Companies are looking for the easiest, most cost-effective way to deploy servers without having to worry about training staff or integrating with existing systems. That means standard boxes.
"I am asking my vendors for a 'commodity' server. I don't want any special differentiating functionality other than reliability and cost - performance is a given," says Ulrich Seif, senior vice president and CIO at National Semiconductor in Santa Clara. "We evaluate our vendor offerings against our requirements and then select the best solution that can be deployed worldwide as a standard."
2. Distributed computing capabilities.
Users are tired of provisioning too much hardware and getting less than optimal use from their infrastructure. They want to be able to share resources on the fly, manage groups of servers and run applications with the best performance possible.
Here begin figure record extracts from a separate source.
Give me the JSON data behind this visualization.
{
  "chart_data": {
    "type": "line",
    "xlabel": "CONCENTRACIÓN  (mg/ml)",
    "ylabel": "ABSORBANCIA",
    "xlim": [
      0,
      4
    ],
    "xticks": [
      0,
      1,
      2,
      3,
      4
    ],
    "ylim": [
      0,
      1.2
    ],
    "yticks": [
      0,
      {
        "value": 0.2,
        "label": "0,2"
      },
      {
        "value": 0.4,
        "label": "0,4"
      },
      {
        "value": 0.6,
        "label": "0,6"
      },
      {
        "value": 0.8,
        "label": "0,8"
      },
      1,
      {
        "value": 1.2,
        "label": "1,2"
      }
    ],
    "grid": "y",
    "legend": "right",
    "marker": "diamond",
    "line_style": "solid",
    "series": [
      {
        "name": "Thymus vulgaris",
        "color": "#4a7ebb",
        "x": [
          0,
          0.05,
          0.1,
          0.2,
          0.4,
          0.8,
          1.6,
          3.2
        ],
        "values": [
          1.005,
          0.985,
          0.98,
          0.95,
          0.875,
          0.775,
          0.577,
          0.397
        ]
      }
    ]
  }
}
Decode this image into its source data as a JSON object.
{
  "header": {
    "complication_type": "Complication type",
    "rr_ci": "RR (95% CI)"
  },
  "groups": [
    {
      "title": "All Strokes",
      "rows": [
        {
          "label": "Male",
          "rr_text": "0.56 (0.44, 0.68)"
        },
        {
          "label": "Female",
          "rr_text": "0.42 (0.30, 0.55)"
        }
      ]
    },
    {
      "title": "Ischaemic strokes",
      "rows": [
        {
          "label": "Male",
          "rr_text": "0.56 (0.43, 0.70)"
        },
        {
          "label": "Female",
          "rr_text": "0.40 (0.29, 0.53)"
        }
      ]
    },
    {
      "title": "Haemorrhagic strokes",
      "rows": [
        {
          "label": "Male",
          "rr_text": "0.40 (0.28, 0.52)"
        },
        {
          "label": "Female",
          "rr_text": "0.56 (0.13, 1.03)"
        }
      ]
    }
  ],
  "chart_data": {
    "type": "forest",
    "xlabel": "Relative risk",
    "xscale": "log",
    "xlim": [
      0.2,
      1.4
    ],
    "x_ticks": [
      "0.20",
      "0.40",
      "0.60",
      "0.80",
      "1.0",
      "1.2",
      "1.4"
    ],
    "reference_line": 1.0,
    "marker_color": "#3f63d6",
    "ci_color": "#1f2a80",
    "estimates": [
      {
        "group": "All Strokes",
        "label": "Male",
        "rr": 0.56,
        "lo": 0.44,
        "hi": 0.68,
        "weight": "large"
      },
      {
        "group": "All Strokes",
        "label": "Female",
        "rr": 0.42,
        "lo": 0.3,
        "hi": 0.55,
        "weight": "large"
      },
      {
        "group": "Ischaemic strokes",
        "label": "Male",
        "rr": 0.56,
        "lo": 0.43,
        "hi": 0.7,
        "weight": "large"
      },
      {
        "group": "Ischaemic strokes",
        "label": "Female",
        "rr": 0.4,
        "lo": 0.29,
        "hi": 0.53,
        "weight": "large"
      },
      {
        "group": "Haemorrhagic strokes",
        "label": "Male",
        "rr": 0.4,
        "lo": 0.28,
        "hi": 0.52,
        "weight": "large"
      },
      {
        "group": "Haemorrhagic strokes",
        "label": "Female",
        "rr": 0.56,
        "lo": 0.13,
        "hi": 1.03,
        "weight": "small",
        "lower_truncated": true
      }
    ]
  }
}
"Servers should become more bladed in nature, and those blades should be able to be combined into a single system," says an enterprise systems architect at a large financial organization who asked not to be named. "Say they are dual-processor blades: I could have a two-, four-, eight-, 16-, 32-, 128-processor system with the operating system actually virtualized across those blades."
To do that, servers will have to support technologies such as InfiniBand, a high-speed I/O switching fabric, he says.
"The data center itself would be nothing more than a grid of compute, storage and network resources," he says.
3. Virtualization.
More businesses are looking at virtualization as a way to consolidate servers, but some complain that Intel-based operating systems aren't mature enough when it comes to handling virtualized resources. W.L. Gore & Associates in Newark, Del., for example, is looking at VMWare as a way to virtualize its Intel-based machines.
"We always want to get more for what we paid for in a box," says Richard Sun, network systems engineer at W.L. Gore. "If the VMWare stuff works, it will address these [Intel] issues."
Virtualization will help network managers make more efficient use of their data centers, users say.
"The ability to allocate resources on one big box is appealing because it simplifies many issues of server availability, electrical and wiring management, as well as possibly streamlining test and staging environments," OneUnited Bank's Barry says.